Skiers take a ski lift in Verbier with the village of Verbier in the background, Switzerland, Saturday, March 29, 2014. (KEYSTONE/Maxime Schmid)

Bild: KEYSTONE

Schwacher Winter = mickrige Umsätze + grosses Jammern

04.04.14, 11:26 04.04.14, 12:13

Der Winter ist vorbei. Nachtrauern tut ihm niemand. Auch nicht die Tourismusdirektoren. Denn kurz vor Ende der Saison müssen die Skigebiete eine schlechte Bilanz ziehen – dieser Winter hat die Kassen nicht klingeln lassen. Schuld daran waren die hohen Temperaturen und das schlechte Wochenendwetter.

Die Rothornbahn Lenzerheide-Valbella im Föhnsturm. Bild: KEYSTONE

«Es war kein einfacher Winter», sagt etwa Frédéric Füssenich, Tourismusdirektor von Engelberg-Titlis. Im Zentralschweizer Skigebiet fehlten vor allem die kurzentschlossenen Tagestouristen. Sie hätten wegen des warmen Wetters wenig Lust auf Wintersport gehabt, vermutet der Tourismusdirektor. Ähnlich tönt es im Berner Oberland: Die Bilanz für Januar und Februar sei «durchzogen», sagt Urs Pfenninger, Tourismusdirektor von Adelboden. 
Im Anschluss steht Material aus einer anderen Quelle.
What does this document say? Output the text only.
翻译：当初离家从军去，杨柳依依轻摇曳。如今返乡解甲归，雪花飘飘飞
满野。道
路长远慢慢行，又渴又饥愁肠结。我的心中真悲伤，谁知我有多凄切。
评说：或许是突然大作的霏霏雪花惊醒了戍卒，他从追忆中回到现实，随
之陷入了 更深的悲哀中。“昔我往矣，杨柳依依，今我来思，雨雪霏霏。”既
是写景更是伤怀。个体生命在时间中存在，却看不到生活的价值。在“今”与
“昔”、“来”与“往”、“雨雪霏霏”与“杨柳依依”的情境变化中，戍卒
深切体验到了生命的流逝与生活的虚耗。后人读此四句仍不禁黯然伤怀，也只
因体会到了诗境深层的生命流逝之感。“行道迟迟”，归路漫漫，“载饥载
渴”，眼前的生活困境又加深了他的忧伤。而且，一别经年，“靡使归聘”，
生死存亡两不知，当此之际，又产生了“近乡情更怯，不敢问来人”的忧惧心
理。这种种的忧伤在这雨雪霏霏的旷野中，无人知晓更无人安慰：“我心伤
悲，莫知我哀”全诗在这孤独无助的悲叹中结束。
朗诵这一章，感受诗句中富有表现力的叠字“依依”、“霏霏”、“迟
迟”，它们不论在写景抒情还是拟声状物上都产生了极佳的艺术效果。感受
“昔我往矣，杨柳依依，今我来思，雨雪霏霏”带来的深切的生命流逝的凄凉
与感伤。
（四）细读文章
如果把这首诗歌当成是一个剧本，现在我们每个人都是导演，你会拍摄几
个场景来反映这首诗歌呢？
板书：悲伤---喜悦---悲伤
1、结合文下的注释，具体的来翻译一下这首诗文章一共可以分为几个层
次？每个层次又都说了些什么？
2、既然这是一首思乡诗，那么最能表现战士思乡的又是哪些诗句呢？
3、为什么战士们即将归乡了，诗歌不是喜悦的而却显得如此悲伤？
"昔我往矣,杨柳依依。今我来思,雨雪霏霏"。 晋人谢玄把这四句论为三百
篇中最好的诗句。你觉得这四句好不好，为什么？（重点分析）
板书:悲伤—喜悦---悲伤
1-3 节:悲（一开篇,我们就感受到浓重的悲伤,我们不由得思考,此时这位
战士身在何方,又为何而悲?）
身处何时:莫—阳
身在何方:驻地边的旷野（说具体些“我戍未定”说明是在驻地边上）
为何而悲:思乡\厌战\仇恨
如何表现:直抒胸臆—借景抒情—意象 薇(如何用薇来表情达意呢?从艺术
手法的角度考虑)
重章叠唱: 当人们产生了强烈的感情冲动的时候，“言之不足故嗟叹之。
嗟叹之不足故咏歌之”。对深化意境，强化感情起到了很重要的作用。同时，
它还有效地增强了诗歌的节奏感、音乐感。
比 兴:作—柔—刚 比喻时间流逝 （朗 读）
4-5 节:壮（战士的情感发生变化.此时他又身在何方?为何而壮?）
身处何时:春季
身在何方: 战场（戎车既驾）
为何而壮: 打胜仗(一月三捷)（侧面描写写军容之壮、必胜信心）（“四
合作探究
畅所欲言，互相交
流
Auch in Gstaad waren die beiden Monate schwierig, wie Bergbahndirektor Armon Cantieni erklärt. «Die Leute kommen heutzutage nur bei schönem Wetter.» Die Skigebietsbetreiber spürten auch die Häufung von Föhntagen im Januar und Februar: Wegen der starken Winde liefen beispielsweise in Engelberg wie auch in Gstaad an sechs Tagen die Bahnen nur eingeschränkt oder waren gar abgestellt. 

Guter Start in den Winter

Corviglia, St. Moritz im Dezember. Bild: KEYSTONE

Dabei hatte alles so gut begonnen: «Wir hatten einen optimalen Saisonstart in Engelberg», sagt Füssenich. Es schneite im November, und die Daten der Festtage machten lange Winterferien möglich. Zufrieden mit dem Dezember sind auch die Verantwortlichen in Gstaad und Adelboden. Insgesamt ist die Zwischenbilanz in Engelberg und den anderen Orten Anfang April denn auch nicht so schlecht. 

In Adelboden liegen die Zahlen der Bergbahnen bis zum 24. März im «Fünfjahresschnitt», in Gstaad sind die Frequenzen aktuell nur 6 Prozent tiefer als im Vorjahr. Zudem ist die Saison in den meisten Wintersportorten noch nicht zu Ende: Ein Grossteil der Bahnen wird bis am Ostermontag betrieben. 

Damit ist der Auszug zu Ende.